On land where enslaved people were once tortured and murdered, the state built a penal colony in the wilderness, where inmates could be rehabilitated, but never escape. Now, decades later, and having only succeeded in trapping men, not changing them for the better, its operations are winding down. But in the prison’s waning days, a new horror is unleashed: every full-moon night, the inmates are released, the warden is armed with rifles, and the hunt begins. Every man plans his escape, not knowing if his end will come at the hands of a familiar face, or from the unknown dangers beyond the prison walls. Ana Paula Maia has once again delivered a bracing vision of our potential for violence, and our collective failure to account for the consequences of our social and political action, or inaction.
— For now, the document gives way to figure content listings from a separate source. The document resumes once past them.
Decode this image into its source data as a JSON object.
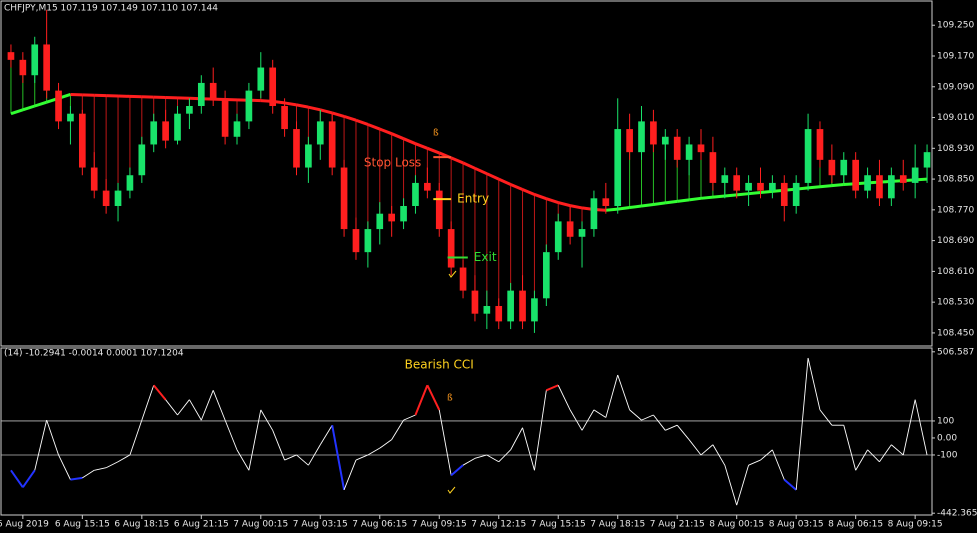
{
  "chart_data": {
    "type": "candlestick",
    "header": "CHFJPY,M15  107.119 107.149 107.110 107.144",
    "bull_color": "#19e36a",
    "bear_color": "#ff1f1f",
    "xlim": [
      -0.5,
      77.5
    ],
    "ylim": [
      108.416,
      109.313
    ],
    "yticks": [
      {
        "value": 109.25,
        "label": "109.250"
      },
      {
        "value": 109.17,
        "label": "109.170"
      },
      {
        "value": 109.09,
        "label": "109.090"
      },
      {
        "value": 109.01,
        "label": "109.010"
      },
      {
        "value": 108.93,
        "label": "108.930"
      },
      {
        "value": 108.85,
        "label": "108.850"
      },
      {
        "value": 108.77,
        "label": "108.770"
      },
      {
        "value": 108.69,
        "label": "108.690"
      },
      {
        "value": 108.61,
        "label": "108.610"
      },
      {
        "value": 108.53,
        "label": "108.530"
      },
      {
        "value": 108.45,
        "label": "108.450"
      }
    ],
    "xticks": [
      {
        "value": 1,
        "label": "6 Aug 2019"
      },
      {
        "value": 6,
        "label": "6 Aug 15:15"
      },
      {
        "value": 11,
        "label": "6 Aug 18:15"
      },
      {
        "value": 16,
        "label": "6 Aug 21:15"
      },
      {
        "value": 21,
        "label": "7 Aug 00:15"
      },
      {
        "value": 26,
        "label": "7 Aug 03:15"
      },
      {
        "value": 31,
        "label": "7 Aug 06:15"
      },
      {
        "value": 36,
        "label": "7 Aug 09:15"
      },
      {
        "value": 41,
        "label": "7 Aug 12:15"
      },
      {
        "value": 46,
        "label": "7 Aug 15:15"
      },
      {
        "value": 51,
        "label": "7 Aug 18:15"
      },
      {
        "value": 56,
        "label": "7 Aug 21:15"
      },
      {
        "value": 61,
        "label": "8 Aug 00:15"
      },
      {
        "value": 66,
        "label": "8 Aug 03:15"
      },
      {
        "value": 71,
        "label": "8 Aug 06:15"
      },
      {
        "value": 76,
        "label": "8 Aug 09:15"
      }
    ],
    "candles": [
      [
        109.18,
        109.2,
        109.14,
        109.16
      ],
      [
        109.16,
        109.18,
        109.1,
        109.12
      ],
      [
        109.12,
        109.22,
        109.1,
        109.2
      ],
      [
        109.2,
        109.29,
        109.06,
        109.08
      ],
      [
        109.08,
        109.1,
        108.98,
        109.0
      ],
      [
        109.0,
        109.04,
        108.94,
        109.02
      ],
      [
        109.02,
        109.03,
        108.86,
        108.88
      ],
      [
        108.88,
        108.92,
        108.8,
        108.82
      ],
      [
        108.82,
        108.85,
        108.76,
        108.78
      ],
      [
        108.78,
        108.84,
        108.74,
        108.82
      ],
      [
        108.82,
        108.88,
        108.8,
        108.86
      ],
      [
        108.86,
        108.96,
        108.84,
        108.94
      ],
      [
        108.94,
        109.02,
        108.92,
        109.0
      ],
      [
        109.0,
        109.03,
        108.93,
        108.95
      ],
      [
        108.95,
        109.04,
        108.94,
        109.02
      ],
      [
        109.02,
        109.06,
        108.98,
        109.04
      ],
      [
        109.04,
        109.12,
        109.02,
        109.1
      ],
      [
        109.1,
        109.14,
        109.04,
        109.06
      ],
      [
        109.06,
        109.08,
        108.94,
        108.96
      ],
      [
        108.96,
        109.02,
        108.94,
        109.0
      ],
      [
        109.0,
        109.1,
        108.98,
        109.08
      ],
      [
        109.08,
        109.18,
        109.06,
        109.14
      ],
      [
        109.14,
        109.16,
        109.02,
        109.04
      ],
      [
        109.04,
        109.06,
        108.96,
        108.98
      ],
      [
        108.98,
        109.0,
        108.86,
        108.88
      ],
      [
        108.88,
        108.96,
        108.84,
        108.94
      ],
      [
        108.94,
        109.03,
        108.9,
        109.0
      ],
      [
        109.0,
        109.02,
        108.86,
        108.88
      ],
      [
        108.88,
        108.9,
        108.7,
        108.72
      ],
      [
        108.72,
        108.75,
        108.64,
        108.66
      ],
      [
        108.66,
        108.74,
        108.62,
        108.72
      ],
      [
        108.72,
        108.79,
        108.68,
        108.76
      ],
      [
        108.76,
        108.78,
        108.7,
        108.74
      ],
      [
        108.74,
        108.8,
        108.72,
        108.78
      ],
      [
        108.78,
        108.86,
        108.76,
        108.84
      ],
      [
        108.84,
        108.88,
        108.8,
        108.82
      ],
      [
        108.82,
        108.84,
        108.7,
        108.72
      ],
      [
        108.72,
        108.74,
        108.6,
        108.62
      ],
      [
        108.62,
        108.64,
        108.54,
        108.56
      ],
      [
        108.56,
        108.6,
        108.48,
        108.5
      ],
      [
        108.5,
        108.56,
        108.46,
        108.52
      ],
      [
        108.52,
        108.54,
        108.46,
        108.48
      ],
      [
        108.48,
        108.58,
        108.46,
        108.56
      ],
      [
        108.56,
        108.6,
        108.46,
        108.48
      ],
      [
        108.48,
        108.56,
        108.45,
        108.54
      ],
      [
        108.54,
        108.68,
        108.52,
        108.66
      ],
      [
        108.66,
        108.76,
        108.64,
        108.74
      ],
      [
        108.74,
        108.78,
        108.68,
        108.7
      ],
      [
        108.7,
        108.74,
        108.62,
        108.72
      ],
      [
        108.72,
        108.82,
        108.7,
        108.8
      ],
      [
        108.8,
        108.84,
        108.76,
        108.78
      ],
      [
        108.78,
        109.06,
        108.76,
        108.98
      ],
      [
        108.98,
        109.02,
        108.9,
        108.92
      ],
      [
        108.92,
        109.04,
        108.9,
        109.0
      ],
      [
        109.0,
        109.03,
        108.92,
        108.94
      ],
      [
        108.94,
        108.98,
        108.9,
        108.96
      ],
      [
        108.96,
        108.98,
        108.88,
        108.9
      ],
      [
        108.9,
        108.96,
        108.86,
        108.94
      ],
      [
        108.94,
        108.98,
        108.9,
        108.92
      ],
      [
        108.92,
        108.96,
        108.82,
        108.84
      ],
      [
        108.84,
        108.88,
        108.8,
        108.86
      ],
      [
        108.86,
        108.88,
        108.8,
        108.82
      ],
      [
        108.82,
        108.86,
        108.78,
        108.84
      ],
      [
        108.84,
        108.88,
        108.8,
        108.82
      ],
      [
        108.82,
        108.86,
        108.8,
        108.84
      ],
      [
        108.84,
        108.86,
        108.74,
        108.78
      ],
      [
        108.78,
        108.86,
        108.76,
        108.84
      ],
      [
        108.84,
        109.02,
        108.82,
        108.98
      ],
      [
        108.98,
        109.0,
        108.88,
        108.9
      ],
      [
        108.9,
        108.94,
        108.84,
        108.86
      ],
      [
        108.86,
        108.92,
        108.84,
        108.9
      ],
      [
        108.9,
        108.92,
        108.8,
        108.82
      ],
      [
        108.82,
        108.88,
        108.8,
        108.86
      ],
      [
        108.86,
        108.9,
        108.78,
        108.8
      ],
      [
        108.8,
        108.88,
        108.78,
        108.86
      ],
      [
        108.86,
        108.9,
        108.82,
        108.84
      ],
      [
        108.84,
        108.94,
        108.8,
        108.88
      ],
      [
        108.88,
        108.94,
        108.84,
        108.92
      ]
    ],
    "ma": {
      "up_color": "#33ff33",
      "down_color": "#ff1f1f",
      "values": [
        109.02,
        109.03,
        109.04,
        109.05,
        109.06,
        109.07,
        109.069,
        109.068,
        109.067,
        109.066,
        109.065,
        109.064,
        109.063,
        109.062,
        109.061,
        109.06,
        109.059,
        109.058,
        109.057,
        109.056,
        109.055,
        109.054,
        109.052,
        109.048,
        109.043,
        109.037,
        109.03,
        109.022,
        109.013,
        109.003,
        108.992,
        108.98,
        108.968,
        108.955,
        108.942,
        108.93,
        108.918,
        108.905,
        108.892,
        108.878,
        108.864,
        108.85,
        108.836,
        108.823,
        108.81,
        108.799,
        108.789,
        108.781,
        108.775,
        108.771,
        108.769,
        108.772,
        108.776,
        108.78,
        108.784,
        108.788,
        108.792,
        108.796,
        108.8,
        108.803,
        108.806,
        108.809,
        108.812,
        108.815,
        108.818,
        108.821,
        108.824,
        108.827,
        108.83,
        108.833,
        108.836,
        108.838,
        108.84,
        108.842,
        108.844,
        108.846,
        108.848,
        108.85
      ]
    },
    "annotations": [
      {
        "text": "Stop Loss",
        "color": "#ff5533",
        "price": 108.907,
        "from": 35.5,
        "to": 37,
        "side": "left"
      },
      {
        "text": "Entry",
        "color": "#ffd21f",
        "price": 108.798,
        "from": 35.5,
        "to": 37,
        "side": "right"
      },
      {
        "text": "Exit",
        "color": "#33dd33",
        "price": 108.646,
        "from": 36.7,
        "to": 38.4,
        "side": "right"
      }
    ],
    "cci": {
      "header": "(14) -10.2941 -0.0014 0.0001 107.1204",
      "title": "Bearish CCI",
      "title_color": "#ffd21f",
      "title_at": 36,
      "color": "#ffffff",
      "ylim": [
        -453,
        529
      ],
      "yticks": [
        506.587,
        100,
        {
          "value": 0,
          "label": "0.00"
        },
        -100,
        -442.3655
      ],
      "level_lines": [
        100,
        -100
      ],
      "highlights": [
        {
          "from": 0,
          "to": 2,
          "color": "#2233ff"
        },
        {
          "from": 5,
          "to": 6,
          "color": "#2233ff"
        },
        {
          "from": 12,
          "to": 13,
          "color": "#ff2020"
        },
        {
          "from": 27,
          "to": 28,
          "color": "#2233ff"
        },
        {
          "from": 34,
          "to": 36,
          "color": "#ff2020"
        },
        {
          "from": 37,
          "to": 38,
          "color": "#2233ff"
        },
        {
          "from": 45,
          "to": 46,
          "color": "#ff2020"
        },
        {
          "from": 65,
          "to": 66,
          "color": "#2233ff"
        }
      ],
      "values": [
        -190,
        -290,
        -190,
        105,
        -100,
        -245,
        -235,
        -190,
        -175,
        -140,
        -100,
        105,
        310,
        225,
        135,
        225,
        105,
        280,
        105,
        -70,
        -190,
        165,
        45,
        -130,
        -100,
        -160,
        -40,
        75,
        -305,
        -130,
        -100,
        -60,
        -10,
        105,
        135,
        310,
        165,
        -220,
        -160,
        -120,
        -100,
        -140,
        -70,
        60,
        -190,
        280,
        310,
        165,
        45,
        165,
        120,
        370,
        165,
        105,
        135,
        45,
        75,
        -10,
        -100,
        -40,
        -160,
        -395,
        -160,
        -130,
        -70,
        -245,
        -305,
        470,
        165,
        75,
        75,
        -190,
        -70,
        -140,
        -40,
        -100,
        225,
        -100
      ]
    }
  }
}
No crime is committed out of view for this novelist, and her raw, brutal power enlists us all as witness.
Circa l’autore
Padma Viswanathan is a Canadian-American writer and translator. Her novels have been published in eight countries and shortlisted for the PEN USA Prize, the Scotiabank Giller Prize, and others. She has published short fiction, essays and translations in Granta, The Boston Review, BRICK , and elsewhere. Full-length translations include São Bernardo , by Brazilian novelist Graciliano Ramos and Where We Stand , by Djamila Ribeiro. Her most recent novel, The Charterhouse of Padma , came out in 2024. She is Professor of Creative Writing at the University of Arkansas—Fayetteville, where she is Founding Director of the Arkansas International Writer-at-Risk Residency Program.